The 63-year-old, who was a hugely popular figure in front of the camera and in the press box, hosted Sky Sports' Sunday Supplement after previously being the presenter of Hold the Back Page.

He was also a distinguished print journalist as chief sports writer for the Daily Star following 27 years with The Sun.

Sky Sports Managing Director Barney Francis said: "Brian has been a friendly face for Sky Sports viewers and colleagues for eighteen seasons.

"He loved Sunday Supplement and his wisdom, experience and well-considered views helped us all see the stories behind the headlines and the enduring power of good sports writing.

"He was charming, decent and always wonderful company. We and our viewers will miss him very much.

"Our thoughts are with his wife, Linda, and their family. And, of course, with his many colleagues in sport and journalism."

Football Writers' Association executive secretary Paul McCarthy, a regular on Sunday Supplement with Brian, said: "He treated everybody as an equal. There was no airs or graces with Wooly.

"If you were an experienced pro you could go up to him and say, 'listen what do you think about this?', and if you were just a young reporter coming through he would give you time and always be willing to lend a hand with a word of advice.

"He was just that kind of guy. He knew what the story was before most of us had got out of bed.

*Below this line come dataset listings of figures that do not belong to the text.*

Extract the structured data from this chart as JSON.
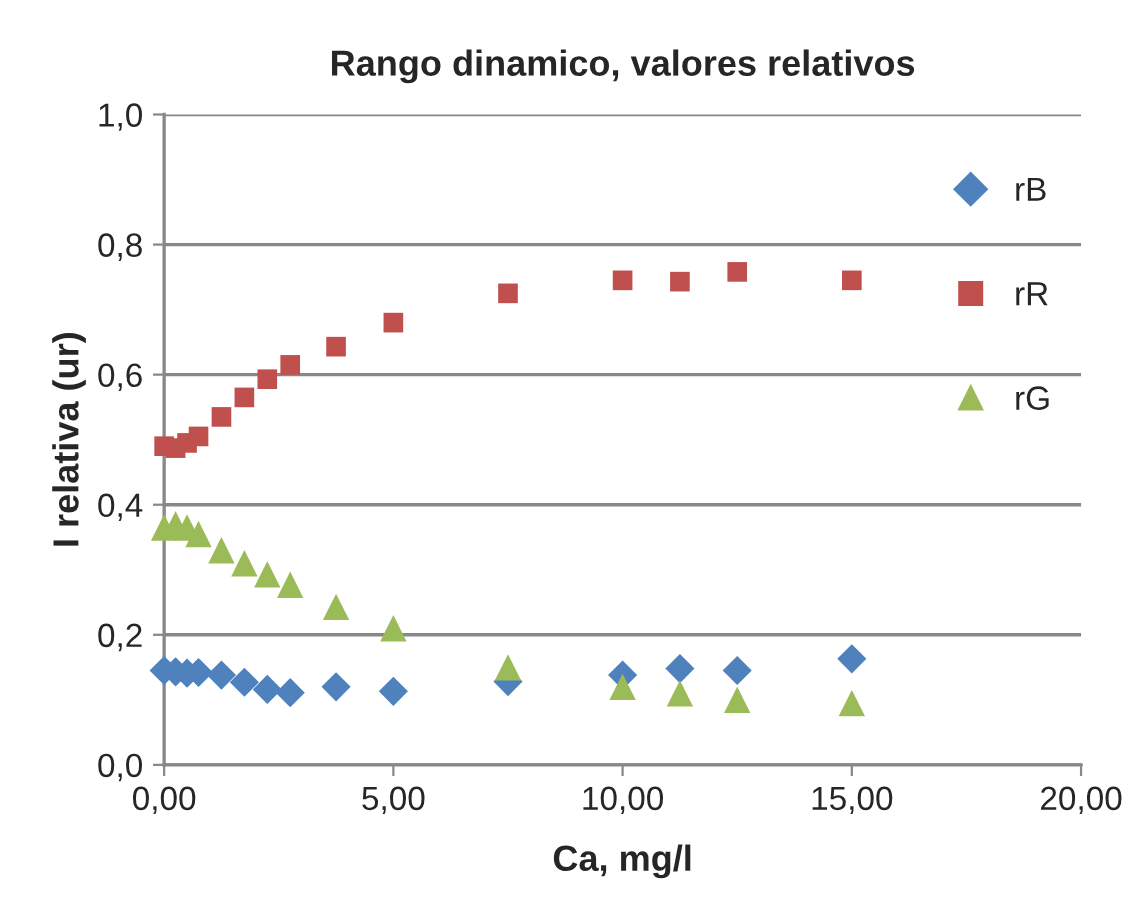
{
  "chart_data": {
    "type": "scatter",
    "title": "Rango dinamico, valores relativos",
    "xlabel": "Ca, mg/l",
    "ylabel": "I relativa (ur)",
    "x": [
      0,
      0.25,
      0.5,
      0.75,
      1.25,
      1.75,
      2.25,
      2.75,
      3.75,
      5,
      7.5,
      10,
      11.25,
      12.5,
      15
    ],
    "series": [
      {
        "name": "rB",
        "color": "#4f81bd",
        "marker": "diamond",
        "values": [
          0.145,
          0.143,
          0.141,
          0.142,
          0.138,
          0.127,
          0.116,
          0.111,
          0.12,
          0.113,
          0.128,
          0.138,
          0.148,
          0.145,
          0.163
        ]
      },
      {
        "name": "rR",
        "color": "#c0504d",
        "marker": "square",
        "values": [
          0.49,
          0.487,
          0.495,
          0.505,
          0.535,
          0.565,
          0.593,
          0.615,
          0.643,
          0.68,
          0.725,
          0.745,
          0.743,
          0.758,
          0.745
        ]
      },
      {
        "name": "rG",
        "color": "#9bbb59",
        "marker": "triangle",
        "values": [
          0.365,
          0.37,
          0.365,
          0.355,
          0.33,
          0.31,
          0.293,
          0.277,
          0.243,
          0.21,
          0.15,
          0.12,
          0.11,
          0.1,
          0.095
        ]
      }
    ],
    "xlim": [
      0,
      20
    ],
    "ylim": [
      0,
      1
    ],
    "xticks": [
      {
        "value": 0,
        "label": "0,00"
      },
      {
        "value": 5,
        "label": "5,00"
      },
      {
        "value": 10,
        "label": "10,00"
      },
      {
        "value": 15,
        "label": "15,00"
      },
      {
        "value": 20,
        "label": "20,00"
      }
    ],
    "yticks": [
      {
        "value": 0,
        "label": "0,0"
      },
      {
        "value": 0.2,
        "label": "0,2"
      },
      {
        "value": 0.4,
        "label": "0,4"
      },
      {
        "value": 0.6,
        "label": "0,6"
      },
      {
        "value": 0.8,
        "label": "0,8"
      },
      {
        "value": 1,
        "label": "1,0"
      }
    ],
    "grid": "y",
    "legend": "right"
  }
}
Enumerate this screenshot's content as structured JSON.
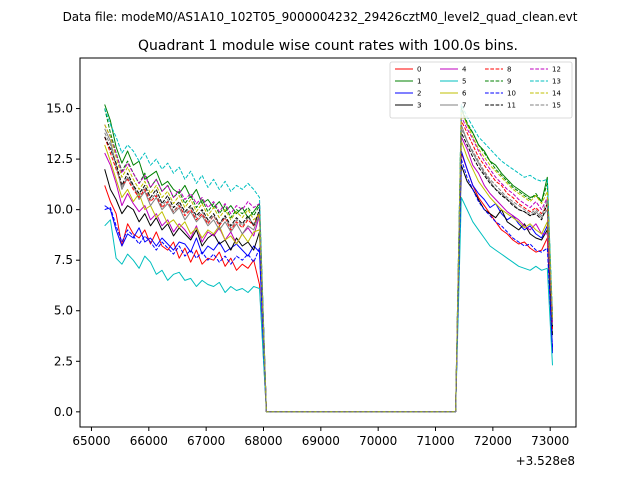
{
  "chart_data": {
    "type": "line",
    "suptitle": "Data file: modeM0/AS1A10_102T05_9000004232_29426cztM0_level2_quad_clean.evt",
    "title": "Quadrant 1 module wise count rates with 100.0s bins.",
    "xlabel": "",
    "ylabel": "",
    "x_offset_label": "+3.528e8",
    "xlim": [
      64800,
      73450
    ],
    "ylim": [
      -0.75,
      17.5
    ],
    "xticks": [
      65000,
      66000,
      67000,
      68000,
      69000,
      70000,
      71000,
      72000,
      73000
    ],
    "yticks": [
      0.0,
      2.5,
      5.0,
      7.5,
      10.0,
      12.5,
      15.0
    ],
    "xtick_labels": [
      "65000",
      "66000",
      "67000",
      "68000",
      "69000",
      "70000",
      "71000",
      "72000",
      "73000"
    ],
    "ytick_labels": [
      "0.0",
      "2.5",
      "5.0",
      "7.5",
      "10.0",
      "12.5",
      "15.0"
    ],
    "grid": false,
    "legend": "top-right",
    "gap_x": [
      68050,
      71350
    ],
    "seg1_x": [
      65230,
      65330,
      65430,
      65530,
      65630,
      65730,
      65830,
      65930,
      66030,
      66130,
      66230,
      66330,
      66430,
      66530,
      66630,
      66730,
      66830,
      66930,
      67030,
      67130,
      67230,
      67330,
      67430,
      67530,
      67630,
      67730,
      67830,
      67930
    ],
    "seg2_x": [
      71450,
      71550,
      71650,
      71750,
      71850,
      71950,
      72050,
      72150,
      72250,
      72350,
      72450,
      72550,
      72650,
      72750,
      72850,
      72950,
      73040
    ],
    "series": [
      {
        "name": "0",
        "color": "#ff0000",
        "dash": "solid",
        "seg1": [
          11.2,
          10.4,
          9.8,
          8.2,
          9.3,
          8.8,
          8.6,
          9.0,
          8.3,
          8.9,
          8.2,
          8.0,
          8.4,
          7.6,
          8.1,
          7.4,
          8.0,
          7.3,
          7.6,
          7.5,
          7.9,
          7.2,
          7.6,
          7.0,
          7.3,
          7.1,
          7.5,
          6.3
        ],
        "seg2": [
          12.8,
          12.0,
          11.2,
          10.6,
          10.2,
          9.8,
          9.4,
          9.0,
          8.8,
          8.5,
          8.3,
          8.4,
          8.1,
          7.9,
          8.0,
          8.6,
          3.0
        ]
      },
      {
        "name": "1",
        "color": "#008000",
        "dash": "solid",
        "seg1": [
          15.2,
          14.4,
          13.1,
          12.3,
          12.9,
          12.2,
          12.4,
          11.5,
          11.7,
          11.9,
          11.2,
          11.4,
          11.0,
          10.8,
          11.2,
          10.6,
          11.0,
          10.3,
          10.5,
          10.1,
          10.4,
          9.9,
          10.2,
          9.8,
          10.1,
          9.6,
          9.9,
          10.3
        ],
        "seg2": [
          15.0,
          14.2,
          13.8,
          13.2,
          12.9,
          12.4,
          12.2,
          11.8,
          11.5,
          11.2,
          11.0,
          10.8,
          10.6,
          10.7,
          10.4,
          11.6,
          4.3
        ]
      },
      {
        "name": "2",
        "color": "#0000ff",
        "dash": "solid",
        "seg1": [
          10.2,
          10.0,
          9.0,
          8.2,
          8.8,
          8.6,
          9.1,
          8.4,
          8.6,
          8.2,
          8.6,
          8.3,
          8.0,
          8.4,
          8.3,
          7.9,
          8.6,
          7.8,
          8.2,
          8.0,
          8.4,
          7.9,
          8.1,
          8.3,
          8.0,
          7.7,
          8.2,
          7.9
        ],
        "seg2": [
          12.9,
          12.0,
          11.2,
          10.8,
          10.5,
          10.1,
          10.3,
          9.8,
          9.5,
          9.7,
          9.3,
          9.0,
          9.2,
          8.8,
          8.6,
          9.2,
          2.9
        ]
      },
      {
        "name": "3",
        "color": "#000000",
        "dash": "solid",
        "seg1": [
          12.0,
          11.0,
          10.5,
          9.8,
          10.2,
          10.0,
          9.4,
          9.8,
          9.2,
          9.6,
          9.0,
          9.3,
          8.7,
          9.1,
          8.8,
          8.5,
          9.0,
          8.2,
          8.6,
          8.8,
          8.3,
          8.5,
          8.0,
          8.6,
          8.2,
          8.4,
          8.0,
          8.9
        ],
        "seg2": [
          12.2,
          11.4,
          11.0,
          10.5,
          10.0,
          9.8,
          9.6,
          10.0,
          9.4,
          9.2,
          9.0,
          9.3,
          8.8,
          8.6,
          8.5,
          9.0,
          3.8
        ]
      },
      {
        "name": "4",
        "color": "#bf00bf",
        "dash": "solid",
        "seg1": [
          12.8,
          12.2,
          11.3,
          10.2,
          10.8,
          10.3,
          9.9,
          10.2,
          9.5,
          9.8,
          9.2,
          9.5,
          8.9,
          9.3,
          9.0,
          8.6,
          9.2,
          8.4,
          8.9,
          8.7,
          9.1,
          8.5,
          8.9,
          8.3,
          8.8,
          9.1,
          8.7,
          9.7
        ],
        "seg2": [
          13.6,
          13.0,
          12.2,
          11.8,
          11.2,
          10.8,
          10.5,
          10.2,
          9.9,
          9.7,
          9.5,
          9.2,
          9.0,
          9.3,
          8.8,
          8.8,
          5.0
        ]
      },
      {
        "name": "5",
        "color": "#00bfbf",
        "dash": "solid",
        "seg1": [
          9.2,
          9.5,
          7.6,
          7.3,
          7.8,
          7.5,
          7.1,
          7.7,
          7.4,
          6.8,
          7.0,
          6.5,
          6.8,
          6.9,
          6.5,
          6.6,
          6.2,
          6.5,
          6.3,
          6.2,
          6.4,
          5.9,
          6.2,
          6.0,
          6.1,
          5.9,
          6.2,
          6.1
        ],
        "seg2": [
          10.6,
          10.0,
          9.4,
          9.0,
          8.6,
          8.2,
          8.0,
          7.8,
          7.6,
          7.4,
          7.2,
          7.1,
          7.0,
          7.2,
          7.0,
          7.1,
          2.3
        ]
      },
      {
        "name": "6",
        "color": "#bfbf00",
        "dash": "solid",
        "seg1": [
          13.2,
          12.4,
          11.5,
          10.6,
          11.0,
          10.4,
          10.8,
          10.0,
          10.2,
          9.6,
          9.9,
          9.3,
          9.5,
          9.1,
          9.4,
          8.8,
          9.1,
          8.6,
          9.0,
          8.8,
          9.2,
          8.5,
          8.7,
          8.3,
          8.8,
          8.4,
          8.9,
          9.0
        ],
        "seg2": [
          13.4,
          12.6,
          12.0,
          11.4,
          11.0,
          10.6,
          10.3,
          10.0,
          9.8,
          9.6,
          9.4,
          9.1,
          9.3,
          9.0,
          8.8,
          9.4,
          4.5
        ]
      },
      {
        "name": "7",
        "color": "#808080",
        "dash": "solid",
        "seg1": [
          14.0,
          13.4,
          12.2,
          11.0,
          11.6,
          11.2,
          10.5,
          10.9,
          10.2,
          10.6,
          10.0,
          10.3,
          9.8,
          10.1,
          9.5,
          9.9,
          9.4,
          9.7,
          9.2,
          9.5,
          9.0,
          9.4,
          8.9,
          9.3,
          8.8,
          9.2,
          9.0,
          9.8
        ],
        "seg2": [
          14.2,
          13.4,
          12.8,
          12.3,
          11.8,
          11.4,
          11.0,
          10.8,
          10.5,
          10.3,
          10.0,
          9.9,
          9.7,
          9.9,
          9.6,
          10.0,
          4.0
        ]
      },
      {
        "name": "8",
        "color": "#ff0000",
        "dash": "dashed",
        "seg1": [
          13.6,
          12.8,
          12.0,
          11.2,
          11.5,
          11.0,
          10.6,
          11.0,
          10.4,
          10.7,
          10.1,
          10.4,
          9.9,
          10.2,
          9.7,
          10.0,
          9.5,
          9.8,
          9.3,
          9.7,
          9.2,
          9.6,
          9.0,
          9.4,
          9.1,
          9.5,
          9.2,
          9.9
        ],
        "seg2": [
          14.4,
          13.8,
          13.2,
          12.6,
          12.2,
          11.8,
          11.4,
          11.2,
          10.8,
          10.6,
          10.3,
          10.1,
          9.9,
          10.1,
          9.8,
          10.2,
          4.1
        ]
      },
      {
        "name": "9",
        "color": "#008000",
        "dash": "dashed",
        "seg1": [
          15.0,
          13.8,
          12.8,
          11.9,
          12.4,
          11.8,
          11.3,
          11.8,
          11.1,
          11.5,
          10.9,
          11.2,
          10.6,
          10.9,
          10.3,
          10.7,
          10.1,
          10.5,
          9.9,
          10.3,
          9.8,
          10.2,
          9.6,
          10.0,
          9.8,
          10.1,
          9.7,
          10.2
        ],
        "seg2": [
          15.1,
          14.3,
          13.8,
          13.2,
          12.8,
          12.4,
          12.0,
          11.7,
          11.4,
          11.1,
          10.9,
          10.7,
          10.5,
          10.8,
          10.4,
          11.3,
          4.6
        ]
      },
      {
        "name": "10",
        "color": "#0000ff",
        "dash": "dashed",
        "seg1": [
          10.0,
          10.1,
          9.2,
          8.4,
          9.0,
          8.7,
          8.3,
          8.7,
          8.4,
          8.0,
          8.4,
          8.1,
          7.8,
          8.2,
          7.7,
          8.0,
          7.6,
          7.9,
          7.5,
          7.8,
          7.4,
          7.7,
          7.3,
          7.7,
          7.5,
          7.8,
          7.4,
          8.1
        ],
        "seg2": [
          12.5,
          11.6,
          11.0,
          10.4,
          10.0,
          9.7,
          9.4,
          9.2,
          8.9,
          8.6,
          8.4,
          8.2,
          8.3,
          8.0,
          7.9,
          8.1,
          3.2
        ]
      },
      {
        "name": "11",
        "color": "#000000",
        "dash": "dashed",
        "seg1": [
          13.6,
          13.0,
          12.3,
          11.2,
          11.8,
          11.2,
          10.8,
          11.2,
          10.6,
          11.0,
          10.3,
          10.7,
          10.1,
          10.4,
          9.9,
          10.2,
          9.7,
          10.0,
          9.5,
          9.8,
          9.3,
          9.7,
          9.2,
          9.6,
          9.3,
          9.7,
          9.2,
          10.0
        ],
        "seg2": [
          13.8,
          13.2,
          12.6,
          12.1,
          11.7,
          11.3,
          11.0,
          10.7,
          10.5,
          10.2,
          10.0,
          9.9,
          9.7,
          9.8,
          9.5,
          10.3,
          4.2
        ]
      },
      {
        "name": "12",
        "color": "#bf00bf",
        "dash": "dashed",
        "seg1": [
          14.2,
          13.6,
          12.8,
          11.8,
          12.3,
          11.8,
          11.3,
          11.7,
          11.1,
          11.5,
          10.9,
          11.2,
          10.6,
          11.0,
          10.5,
          10.8,
          10.3,
          10.6,
          10.1,
          10.4,
          9.9,
          10.3,
          9.8,
          10.2,
          10.0,
          10.4,
          10.1,
          10.3
        ],
        "seg2": [
          14.6,
          14.0,
          13.5,
          12.9,
          12.4,
          12.0,
          11.6,
          11.3,
          11.0,
          10.8,
          10.5,
          10.3,
          10.1,
          10.4,
          10.0,
          10.6,
          4.4
        ]
      },
      {
        "name": "13",
        "color": "#00bfbf",
        "dash": "dashed",
        "seg1": [
          15.0,
          14.2,
          13.6,
          12.8,
          13.2,
          12.9,
          12.4,
          12.8,
          12.2,
          12.5,
          12.0,
          12.3,
          11.8,
          12.1,
          11.5,
          11.9,
          11.3,
          11.7,
          11.1,
          11.5,
          11.0,
          11.4,
          10.9,
          11.2,
          11.0,
          11.3,
          11.0,
          10.6
        ],
        "seg2": [
          15.2,
          14.6,
          14.1,
          13.6,
          13.3,
          13.0,
          12.7,
          12.4,
          12.2,
          12.0,
          11.8,
          11.6,
          11.7,
          11.5,
          11.4,
          11.5,
          4.8
        ]
      },
      {
        "name": "14",
        "color": "#bfbf00",
        "dash": "dashed",
        "seg1": [
          14.2,
          13.6,
          12.6,
          11.6,
          12.1,
          11.5,
          11.0,
          11.4,
          10.8,
          11.2,
          10.6,
          10.9,
          10.3,
          10.7,
          10.1,
          10.5,
          9.9,
          10.3,
          9.7,
          10.1,
          9.6,
          10.0,
          9.5,
          9.9,
          9.6,
          10.0,
          9.5,
          9.8
        ],
        "seg2": [
          14.8,
          14.2,
          13.6,
          13.0,
          12.6,
          12.2,
          11.9,
          11.6,
          11.3,
          11.0,
          10.8,
          10.6,
          10.4,
          10.7,
          10.3,
          10.9,
          4.6
        ]
      },
      {
        "name": "15",
        "color": "#808080",
        "dash": "dashed",
        "seg1": [
          13.8,
          13.2,
          12.1,
          11.1,
          11.6,
          11.1,
          10.7,
          11.1,
          10.5,
          10.8,
          10.2,
          10.5,
          9.9,
          10.3,
          9.8,
          10.1,
          9.6,
          9.9,
          9.4,
          9.7,
          9.3,
          9.6,
          9.1,
          9.5,
          9.2,
          9.6,
          9.3,
          9.6
        ],
        "seg2": [
          14.0,
          13.4,
          12.9,
          12.4,
          11.9,
          11.5,
          11.2,
          10.9,
          10.6,
          10.4,
          10.2,
          10.0,
          9.8,
          10.0,
          9.7,
          10.5,
          4.3
        ]
      }
    ]
  }
}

At times when he was in full flow you just let him go, you never interrupted, or put in a question of your own, you just let Wooly get on with it because he knew the business inside out.

"He was a great all-round journalist, not just a great print journalist but a great print journalist as well."

Fellow Supplement guest and Daily Mirror chief football writer Martin Lipton said: "He was a fantastic, brave journalist because he was willing to ask the hardest questions and yet even if he had a fight with someone they knew it wasn't personal - it was always professional because he believed in what he was doing, and that's what every journalist would want to do.

"He was a trail-blazer in two ways. He was one of the first of the news-gathering reporters - the people who go on England trips, for example, and don't just report on the match but write stories around it.

"Then in the latter part of his career he made that fantastic transition from being a tabloid reporter to being part of people's breakfast on a Sunday, on the Sunday Supplement. Most football fans would know more Brian more for his work on Sky that for his stuff in The Sun and latterly The Star and he was always so comfortable in that environment.

"The shows that he anchored were always great to be on because you knew that with Brian in the chair you'd be seduced into saying the things that maybe you didn't want to say, but he knew you wanted to say. That's exactly the talent that he had. He was terrific in both his roles."